Now, this can be true for me if I’m doing a solo thing. If I’m doodling or making yarn or crocheting, it can help to relax my brain and let my hands do what they do. Of course, I am able to relax and let my hands do the work because I’ve already put time into making sure my hands know what to do, and my brain is still always sitting ready to jump in if my hands get confused. And sometimes, like when I’m writing, my hands seem to know what’s going on better than the talking part of my brain, but in a way that’s just thinking with a different part of my brain. Still, I can stop being analytical in those types of situations.

However, people don’t tend to mean it that way. They mean it in social situations. Even worse, they mean it in group social situations. People really believe that my constant analysis must get in my way, and I’d be better off if I would stop and just “go with it.” The problem is, while this might be true for them, and might even be true for most people (I wouldn’t know), it most definitely is not true for me.

Telling me to go with the flow assumes that I can somehow naturally detect the flow, the same way a person detects the flow of water while standing in a stream. I can’t. It does not work that way for me. Telling me to go with the flow assumes that I already know what to do and how to respond to that flow that I’m supposed to detect, the same way my hands know how to hold a hook or spin my spindle. Except I don’t know what to do or how to respond to that flow that people keep insisting is there.

So instead I engage my brain. I watch what people are doing and saying, I watch what I am doing and saying, I watch how people respond to what I do and say, and how they respond to each other, and how I respond to them. I analyze. I work it out as best I can, and I do it all very consciously. It’s not intuitive at all.

This does mean that I respond and adapt more slowly than other people. So they see that I’m doing all of this analysis and assume it must be slowing me down and tell me to stop. What they don’t see is that if I were not analyzing the way I do, I would simply be at a standstill. Or maybe I’d be going off in some other direction entirely, unaware of this “flow” that’s supposed to be taking me along with everyone else. Or I’d just go in circles, or flail, or whatever else.

I do this in most social situations. It’s one reason (of oh-so-many) why groups are so much more difficult than one-on-one. Groups have far more variables and the social dance is far more complex than one-on-one socializing. Even in groups, I strongly prefer to find one or two people who are sufficiently similar to me to just sit in a corner with and talk to. I really dislike the social butterfly dance and have no desire to participate in it. It’s stressful and even my analytical self can’t keep up with all the cues and subtle shifts and changes that keep happening.

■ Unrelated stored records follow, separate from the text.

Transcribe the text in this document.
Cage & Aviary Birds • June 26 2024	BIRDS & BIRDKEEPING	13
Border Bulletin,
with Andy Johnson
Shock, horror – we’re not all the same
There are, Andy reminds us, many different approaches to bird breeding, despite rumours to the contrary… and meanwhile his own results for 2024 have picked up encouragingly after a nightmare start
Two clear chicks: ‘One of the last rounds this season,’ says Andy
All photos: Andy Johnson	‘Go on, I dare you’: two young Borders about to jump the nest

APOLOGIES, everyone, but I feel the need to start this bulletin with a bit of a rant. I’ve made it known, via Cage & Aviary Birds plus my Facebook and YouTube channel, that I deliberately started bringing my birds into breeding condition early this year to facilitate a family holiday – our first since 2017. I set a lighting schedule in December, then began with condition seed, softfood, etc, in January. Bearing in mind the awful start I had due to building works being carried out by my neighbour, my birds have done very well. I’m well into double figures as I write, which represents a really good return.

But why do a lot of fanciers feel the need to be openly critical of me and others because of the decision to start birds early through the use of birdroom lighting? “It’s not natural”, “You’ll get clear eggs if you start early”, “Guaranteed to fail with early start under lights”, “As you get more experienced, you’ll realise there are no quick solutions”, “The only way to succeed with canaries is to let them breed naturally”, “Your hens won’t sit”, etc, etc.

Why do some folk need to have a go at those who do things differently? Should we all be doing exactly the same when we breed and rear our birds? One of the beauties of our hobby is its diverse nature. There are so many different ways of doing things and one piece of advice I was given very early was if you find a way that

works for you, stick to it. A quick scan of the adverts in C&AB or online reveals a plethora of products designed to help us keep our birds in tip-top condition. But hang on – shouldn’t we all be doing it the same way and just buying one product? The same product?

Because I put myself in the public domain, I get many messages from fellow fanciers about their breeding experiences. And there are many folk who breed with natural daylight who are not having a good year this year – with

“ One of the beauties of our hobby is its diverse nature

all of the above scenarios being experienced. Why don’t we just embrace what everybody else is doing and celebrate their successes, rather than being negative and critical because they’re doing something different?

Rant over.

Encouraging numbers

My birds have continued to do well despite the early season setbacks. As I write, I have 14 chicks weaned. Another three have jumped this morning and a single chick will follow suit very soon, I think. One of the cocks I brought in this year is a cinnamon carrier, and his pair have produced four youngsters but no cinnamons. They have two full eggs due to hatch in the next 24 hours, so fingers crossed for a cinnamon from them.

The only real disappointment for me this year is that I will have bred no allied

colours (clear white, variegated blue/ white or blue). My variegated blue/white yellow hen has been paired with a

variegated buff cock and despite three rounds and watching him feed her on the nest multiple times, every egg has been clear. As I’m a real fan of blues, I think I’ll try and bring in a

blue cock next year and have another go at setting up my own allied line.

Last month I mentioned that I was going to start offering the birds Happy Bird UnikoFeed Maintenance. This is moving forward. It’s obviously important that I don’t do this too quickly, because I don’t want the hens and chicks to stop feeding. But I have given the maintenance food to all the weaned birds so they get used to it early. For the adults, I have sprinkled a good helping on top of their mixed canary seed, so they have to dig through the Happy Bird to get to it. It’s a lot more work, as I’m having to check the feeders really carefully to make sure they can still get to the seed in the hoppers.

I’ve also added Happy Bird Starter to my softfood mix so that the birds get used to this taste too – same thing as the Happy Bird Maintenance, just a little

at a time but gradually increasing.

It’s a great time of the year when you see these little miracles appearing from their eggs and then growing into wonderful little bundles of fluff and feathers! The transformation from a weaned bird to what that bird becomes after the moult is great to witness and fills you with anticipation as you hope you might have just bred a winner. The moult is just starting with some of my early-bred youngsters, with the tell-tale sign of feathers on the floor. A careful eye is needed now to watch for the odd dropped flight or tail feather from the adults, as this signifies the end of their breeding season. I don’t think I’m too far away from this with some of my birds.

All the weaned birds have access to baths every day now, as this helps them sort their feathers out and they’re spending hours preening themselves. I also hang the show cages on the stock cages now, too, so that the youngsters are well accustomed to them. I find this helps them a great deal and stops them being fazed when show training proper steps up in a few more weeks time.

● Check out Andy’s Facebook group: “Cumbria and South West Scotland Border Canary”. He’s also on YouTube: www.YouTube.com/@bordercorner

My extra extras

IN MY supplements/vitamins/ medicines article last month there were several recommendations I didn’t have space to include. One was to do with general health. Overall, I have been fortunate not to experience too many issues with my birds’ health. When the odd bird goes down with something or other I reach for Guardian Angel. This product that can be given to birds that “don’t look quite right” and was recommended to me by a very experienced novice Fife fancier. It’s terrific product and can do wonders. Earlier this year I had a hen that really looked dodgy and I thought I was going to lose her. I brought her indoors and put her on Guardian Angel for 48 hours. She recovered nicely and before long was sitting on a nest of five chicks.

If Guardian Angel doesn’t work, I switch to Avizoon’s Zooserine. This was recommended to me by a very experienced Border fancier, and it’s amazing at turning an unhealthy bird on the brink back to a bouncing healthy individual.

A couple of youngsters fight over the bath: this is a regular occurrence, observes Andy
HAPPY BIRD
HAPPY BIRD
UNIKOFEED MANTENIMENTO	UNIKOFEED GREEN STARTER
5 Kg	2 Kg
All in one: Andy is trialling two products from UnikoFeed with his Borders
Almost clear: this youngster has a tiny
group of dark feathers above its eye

So yes, I’m analytical, and I’m not going to apologize for it. In fact, I’m proud of it. My ability to analyze and logically work my way through things has carried me further than I’d have gotten without it. Even in this post while I was using metaphors, I was thinking about the metaphors and both visualizing their literal meaning along with thinking about the figurative interpretation that I was intending and seeing how well they matched up. Because that’s what I do.

I very much doubt I’m the only one.

And to people who want to tell me to stop being so analytical and just go with the flow – you’re not helping. Please listen to me when I say I don’t work like that. Don’t try to tell me that I must be wrong because surely I work the same way you do. Recognize that I’m different. And to the Lutheran Pastor whose name I don’t remember who conversed with me in the metal tube that was going fast, thank you for listening. You were awesome.